Twitter革命 (神田 敏晶)
今(注:2010年当時)、話題のツイッター関係の本です。
私も昨年(2009年)秋ごろからツイッターに登録して、ときおりTweetしてみていますが、未だに今ひとつその魅力がつかめていません。そういう事情もあって、まず「ツイッター理解の入口」として手に取ったものです。
本書で紹介されているツイッターの機能・効用は種々ありますが、その中で特に、私の興味を惹いたものをご紹介します。
それは、情報を選別しつつ拡散させる「ソーシャルフィルター効果」。ツイッターの「RT(Retweet)」という作法(機能)でもたらされます。RTとは、気になったTweetをそのままあるいは簡単なコメントを付加して転送する機能です。
ツイッターの参加者が「ゆるいつながり」の中で、他者の発言を読み流したり転送したりするプロセスを経ることにより、情報が次第に取捨選択されていくというわけです。
こういった情報流通は、「情報元→マスコミ→大衆」という旧来型の流れではありません。
「マスコミ」が提供する情報と「対立」するもの、「先行」するもの、「補完」するもの・・・と様々な位相の情報が、ファロワーの関心とそれを反映したちょっとしたアクションで変容・拡大しながら、また多くの場合は黙殺されながらツイッター内を流れていくのです。
こういった世界観を受け入れるには、いままでおそらく自然に身に染み付いてしまっている「マスコミを通じた現実の捉え方」の転換が必要となります。
ツイッターとの接し方には、「情報発信」「情報受信」「情報交信(発信&受信)」といったパターンがあります。私自身ツイッターを数ヶ月使ってみて、この中で特に「情報受信」にツイッターならではの特徴があるように感じはじめました。
それは、流れるTimeLineの中のノイズの存在です。受信した瞬間は「ノイズ」と感じても、その「ノイズ」が新たな気づきをもたらすこともあります。一瞬にしてそれはもう「ノイズ」ではなく「有益な情報」となるのです。
Googleに代表される「検索」による情報収集は、自分で「キーワード」を選び「能動的に検索」して情報をとりに行きます。
ツイッターは、その点、受動性のウェイトが大きいのです。受動的に情報を受けることは、一見消極的には見えますが、むしろ、自らをオープンマインドにし、自分の視野外の事象や感性を認識する「積極的な気づきのチャンス」を容認しているとも言えるのです。

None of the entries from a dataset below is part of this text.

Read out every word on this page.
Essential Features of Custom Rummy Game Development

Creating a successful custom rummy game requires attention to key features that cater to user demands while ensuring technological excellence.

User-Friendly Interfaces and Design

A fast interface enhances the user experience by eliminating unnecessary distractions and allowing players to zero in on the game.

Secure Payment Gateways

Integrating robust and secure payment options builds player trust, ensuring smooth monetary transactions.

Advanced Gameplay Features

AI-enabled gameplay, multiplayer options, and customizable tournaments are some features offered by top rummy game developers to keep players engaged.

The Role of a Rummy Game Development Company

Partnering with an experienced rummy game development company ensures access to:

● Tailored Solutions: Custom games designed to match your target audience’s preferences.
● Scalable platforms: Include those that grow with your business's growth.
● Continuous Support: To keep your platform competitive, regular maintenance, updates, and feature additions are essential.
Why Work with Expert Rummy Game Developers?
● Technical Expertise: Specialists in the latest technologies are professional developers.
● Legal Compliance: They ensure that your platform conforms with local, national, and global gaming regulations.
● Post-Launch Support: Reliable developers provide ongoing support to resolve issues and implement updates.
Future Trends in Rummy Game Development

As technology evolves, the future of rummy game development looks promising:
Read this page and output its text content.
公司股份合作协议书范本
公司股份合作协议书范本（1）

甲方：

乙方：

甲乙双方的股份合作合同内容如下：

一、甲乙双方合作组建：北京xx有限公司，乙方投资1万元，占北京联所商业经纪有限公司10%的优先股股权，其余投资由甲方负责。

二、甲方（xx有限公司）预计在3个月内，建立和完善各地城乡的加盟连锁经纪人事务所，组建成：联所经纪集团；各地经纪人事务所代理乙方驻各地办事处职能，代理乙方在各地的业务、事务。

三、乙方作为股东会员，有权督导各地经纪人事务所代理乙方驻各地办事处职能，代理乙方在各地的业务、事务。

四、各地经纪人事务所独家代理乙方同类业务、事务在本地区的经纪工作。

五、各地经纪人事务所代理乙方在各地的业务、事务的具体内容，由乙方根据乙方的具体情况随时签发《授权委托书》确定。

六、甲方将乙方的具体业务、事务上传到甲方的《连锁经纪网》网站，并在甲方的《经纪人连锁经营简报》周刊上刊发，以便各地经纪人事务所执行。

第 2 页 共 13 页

ツイッターは、人間が介在することによって「ノイズ」に積極的な意味づけを行うツールでもあります。
(注:この10年以上前の自分の投稿を省みて、今のツイッターという場に対する私の印象は、かなりネガティブになっています。個々人のパーソナルツール的色合いが強くなり、内容もフェイク情報や悪意のある誹謗中傷を目的とした投稿が顕著に目立つようになってきたように感じます。むしろ、“情報の偏り” が増幅されてしまうのです。)